CSS: Combining Self-training and Self-supervised Learning for Few-shot Dialogue State Tracking
Haoning Zhang | Junwei Bao | Haipeng Sun | Huaishao Luo | Wenye Li | Shuguang Cui
Proceedings of the 2nd Conference of the Asia-Pacific Chapter of the Association for Computational Linguistics and the 12th International Joint Conference on Natural Language Processing (Volume 2: Short Papers)
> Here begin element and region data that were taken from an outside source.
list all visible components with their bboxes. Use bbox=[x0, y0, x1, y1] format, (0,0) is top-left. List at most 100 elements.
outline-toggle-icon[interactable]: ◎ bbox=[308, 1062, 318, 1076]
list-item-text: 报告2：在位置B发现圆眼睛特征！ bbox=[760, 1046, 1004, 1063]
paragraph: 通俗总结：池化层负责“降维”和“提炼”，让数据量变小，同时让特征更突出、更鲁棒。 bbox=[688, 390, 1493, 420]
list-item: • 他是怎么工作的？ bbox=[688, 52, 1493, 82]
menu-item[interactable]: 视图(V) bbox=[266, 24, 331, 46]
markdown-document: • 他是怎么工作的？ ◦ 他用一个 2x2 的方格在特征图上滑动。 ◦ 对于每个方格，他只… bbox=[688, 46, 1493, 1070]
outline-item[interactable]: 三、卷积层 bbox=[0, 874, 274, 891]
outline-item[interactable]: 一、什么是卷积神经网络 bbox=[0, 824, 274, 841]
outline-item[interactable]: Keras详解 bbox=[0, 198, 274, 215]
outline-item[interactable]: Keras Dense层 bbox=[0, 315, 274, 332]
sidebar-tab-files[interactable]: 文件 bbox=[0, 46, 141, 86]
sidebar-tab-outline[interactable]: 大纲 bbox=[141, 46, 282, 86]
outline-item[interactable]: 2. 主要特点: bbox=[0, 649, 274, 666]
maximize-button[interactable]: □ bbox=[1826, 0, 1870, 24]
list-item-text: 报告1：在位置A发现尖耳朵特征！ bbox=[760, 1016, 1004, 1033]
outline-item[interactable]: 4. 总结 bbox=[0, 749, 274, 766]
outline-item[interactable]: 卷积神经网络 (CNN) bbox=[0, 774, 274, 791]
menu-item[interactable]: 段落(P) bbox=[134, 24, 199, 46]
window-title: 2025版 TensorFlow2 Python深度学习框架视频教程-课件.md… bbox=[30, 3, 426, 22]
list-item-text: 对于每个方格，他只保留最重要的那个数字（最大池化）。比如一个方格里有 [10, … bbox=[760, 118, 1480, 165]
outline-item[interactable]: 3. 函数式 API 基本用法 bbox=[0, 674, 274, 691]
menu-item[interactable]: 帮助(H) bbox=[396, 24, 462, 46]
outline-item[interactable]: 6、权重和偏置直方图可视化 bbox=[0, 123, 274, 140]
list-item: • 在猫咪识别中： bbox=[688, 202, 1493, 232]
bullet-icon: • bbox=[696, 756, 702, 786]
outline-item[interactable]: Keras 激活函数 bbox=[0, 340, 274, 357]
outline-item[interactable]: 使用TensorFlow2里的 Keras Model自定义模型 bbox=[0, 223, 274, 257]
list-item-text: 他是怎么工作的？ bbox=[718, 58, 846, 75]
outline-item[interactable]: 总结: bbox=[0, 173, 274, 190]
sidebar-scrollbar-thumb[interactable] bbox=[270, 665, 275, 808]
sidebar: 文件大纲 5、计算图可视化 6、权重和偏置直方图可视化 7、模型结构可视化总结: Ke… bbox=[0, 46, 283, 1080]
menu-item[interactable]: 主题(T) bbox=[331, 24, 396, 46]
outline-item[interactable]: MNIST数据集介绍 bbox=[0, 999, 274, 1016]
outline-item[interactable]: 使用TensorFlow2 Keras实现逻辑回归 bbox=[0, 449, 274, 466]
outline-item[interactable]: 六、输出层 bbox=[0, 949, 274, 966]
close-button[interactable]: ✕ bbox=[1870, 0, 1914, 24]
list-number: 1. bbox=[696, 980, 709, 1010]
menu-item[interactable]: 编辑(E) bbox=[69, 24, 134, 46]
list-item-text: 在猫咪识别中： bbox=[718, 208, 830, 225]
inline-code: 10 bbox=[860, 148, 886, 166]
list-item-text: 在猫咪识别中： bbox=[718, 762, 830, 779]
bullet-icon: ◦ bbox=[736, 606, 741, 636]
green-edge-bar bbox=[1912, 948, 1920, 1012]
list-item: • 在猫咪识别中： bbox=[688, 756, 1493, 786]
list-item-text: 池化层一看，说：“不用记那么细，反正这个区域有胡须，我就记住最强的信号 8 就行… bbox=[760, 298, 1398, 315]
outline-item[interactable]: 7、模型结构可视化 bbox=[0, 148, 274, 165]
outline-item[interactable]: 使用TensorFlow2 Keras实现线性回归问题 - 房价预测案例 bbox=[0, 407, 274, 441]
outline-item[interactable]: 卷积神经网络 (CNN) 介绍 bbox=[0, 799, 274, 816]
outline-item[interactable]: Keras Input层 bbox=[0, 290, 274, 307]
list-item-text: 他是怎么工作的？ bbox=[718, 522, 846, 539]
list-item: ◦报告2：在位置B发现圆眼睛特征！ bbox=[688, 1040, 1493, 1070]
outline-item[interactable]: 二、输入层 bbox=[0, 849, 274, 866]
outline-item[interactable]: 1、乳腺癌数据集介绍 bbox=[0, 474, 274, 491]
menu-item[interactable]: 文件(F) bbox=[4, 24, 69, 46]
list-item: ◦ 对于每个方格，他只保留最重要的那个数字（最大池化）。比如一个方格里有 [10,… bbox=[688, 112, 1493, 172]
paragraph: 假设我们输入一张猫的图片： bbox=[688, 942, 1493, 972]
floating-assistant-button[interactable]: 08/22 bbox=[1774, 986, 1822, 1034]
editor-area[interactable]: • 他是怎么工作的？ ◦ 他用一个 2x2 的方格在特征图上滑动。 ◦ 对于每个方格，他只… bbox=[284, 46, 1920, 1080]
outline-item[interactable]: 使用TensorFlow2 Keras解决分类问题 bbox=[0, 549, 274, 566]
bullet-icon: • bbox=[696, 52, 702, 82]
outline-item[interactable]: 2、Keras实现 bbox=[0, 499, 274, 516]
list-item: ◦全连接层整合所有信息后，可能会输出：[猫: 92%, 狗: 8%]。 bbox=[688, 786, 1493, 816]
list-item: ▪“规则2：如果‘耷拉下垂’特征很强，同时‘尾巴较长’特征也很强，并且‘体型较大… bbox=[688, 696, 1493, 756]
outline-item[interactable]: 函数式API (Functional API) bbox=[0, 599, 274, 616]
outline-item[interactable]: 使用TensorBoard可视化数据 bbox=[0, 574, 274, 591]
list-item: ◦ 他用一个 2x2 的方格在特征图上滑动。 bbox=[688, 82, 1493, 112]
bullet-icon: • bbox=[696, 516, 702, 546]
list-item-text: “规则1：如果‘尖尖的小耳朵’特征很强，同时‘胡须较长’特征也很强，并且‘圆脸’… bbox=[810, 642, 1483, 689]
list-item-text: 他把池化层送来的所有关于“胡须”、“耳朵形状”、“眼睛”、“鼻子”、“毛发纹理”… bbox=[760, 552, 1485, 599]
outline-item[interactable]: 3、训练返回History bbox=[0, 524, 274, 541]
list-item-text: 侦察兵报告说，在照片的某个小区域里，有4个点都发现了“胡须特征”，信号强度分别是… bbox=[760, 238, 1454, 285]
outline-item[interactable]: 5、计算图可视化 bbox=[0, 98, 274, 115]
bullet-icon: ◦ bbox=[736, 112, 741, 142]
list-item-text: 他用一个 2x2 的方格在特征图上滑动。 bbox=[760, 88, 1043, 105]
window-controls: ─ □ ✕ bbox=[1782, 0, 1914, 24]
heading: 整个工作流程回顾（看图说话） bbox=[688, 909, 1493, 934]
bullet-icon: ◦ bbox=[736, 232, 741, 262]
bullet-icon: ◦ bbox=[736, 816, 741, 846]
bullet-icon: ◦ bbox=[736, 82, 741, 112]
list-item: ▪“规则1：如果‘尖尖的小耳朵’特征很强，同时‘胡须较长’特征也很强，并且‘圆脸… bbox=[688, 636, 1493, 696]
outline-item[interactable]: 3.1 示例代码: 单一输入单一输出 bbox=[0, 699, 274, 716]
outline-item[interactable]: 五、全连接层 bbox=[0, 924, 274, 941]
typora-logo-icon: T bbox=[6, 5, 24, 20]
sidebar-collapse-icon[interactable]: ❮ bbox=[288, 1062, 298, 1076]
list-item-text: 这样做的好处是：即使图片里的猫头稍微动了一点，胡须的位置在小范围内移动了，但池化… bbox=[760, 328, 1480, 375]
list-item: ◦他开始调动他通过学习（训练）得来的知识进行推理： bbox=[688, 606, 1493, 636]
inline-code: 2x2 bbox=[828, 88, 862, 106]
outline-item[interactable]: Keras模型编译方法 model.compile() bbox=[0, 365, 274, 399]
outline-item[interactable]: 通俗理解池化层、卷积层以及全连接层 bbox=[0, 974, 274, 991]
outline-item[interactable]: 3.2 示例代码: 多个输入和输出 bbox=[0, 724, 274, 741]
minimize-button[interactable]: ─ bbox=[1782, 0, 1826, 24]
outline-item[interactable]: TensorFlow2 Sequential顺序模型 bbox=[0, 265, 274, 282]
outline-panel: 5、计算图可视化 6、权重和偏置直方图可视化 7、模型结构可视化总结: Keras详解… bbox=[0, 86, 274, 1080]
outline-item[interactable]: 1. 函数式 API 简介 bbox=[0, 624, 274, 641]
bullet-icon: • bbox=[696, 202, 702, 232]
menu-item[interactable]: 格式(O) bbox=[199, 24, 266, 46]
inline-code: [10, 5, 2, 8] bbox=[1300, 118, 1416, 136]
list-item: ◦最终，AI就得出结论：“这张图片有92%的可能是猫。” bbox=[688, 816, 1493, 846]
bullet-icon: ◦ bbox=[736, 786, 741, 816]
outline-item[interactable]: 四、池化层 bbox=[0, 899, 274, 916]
Few-shot dialogue state tracking (DST) is a realistic problem that trains the DST model with limited labeled data. Existing few-shot methods mainly transfer knowledge learned from external labeled dialogue data (e.g., from question answering, dialogue summarization, machine reading comprehension tasks, etc.) into DST, whereas collecting a large amount of external labeled data is laborious, and the external data may not effectively contribute to the DST-specific task. In this paper, we propose a few-shot DST framework called CSS, which Combines Self-training and Self-supervised learning methods. The unlabeled data of the DST task is incorporated into the self-training iterations, where the pseudo labels are predicted by a DST model trained on limited labeled data in advance. Besides, a contrastive self-supervised method is used to learn better representations, where the data is augmented by the dropout operation to train the model. Experimental results on the MultiWOZ dataset show that our proposed CSS achieves competitive performance in several few-shot scenarios.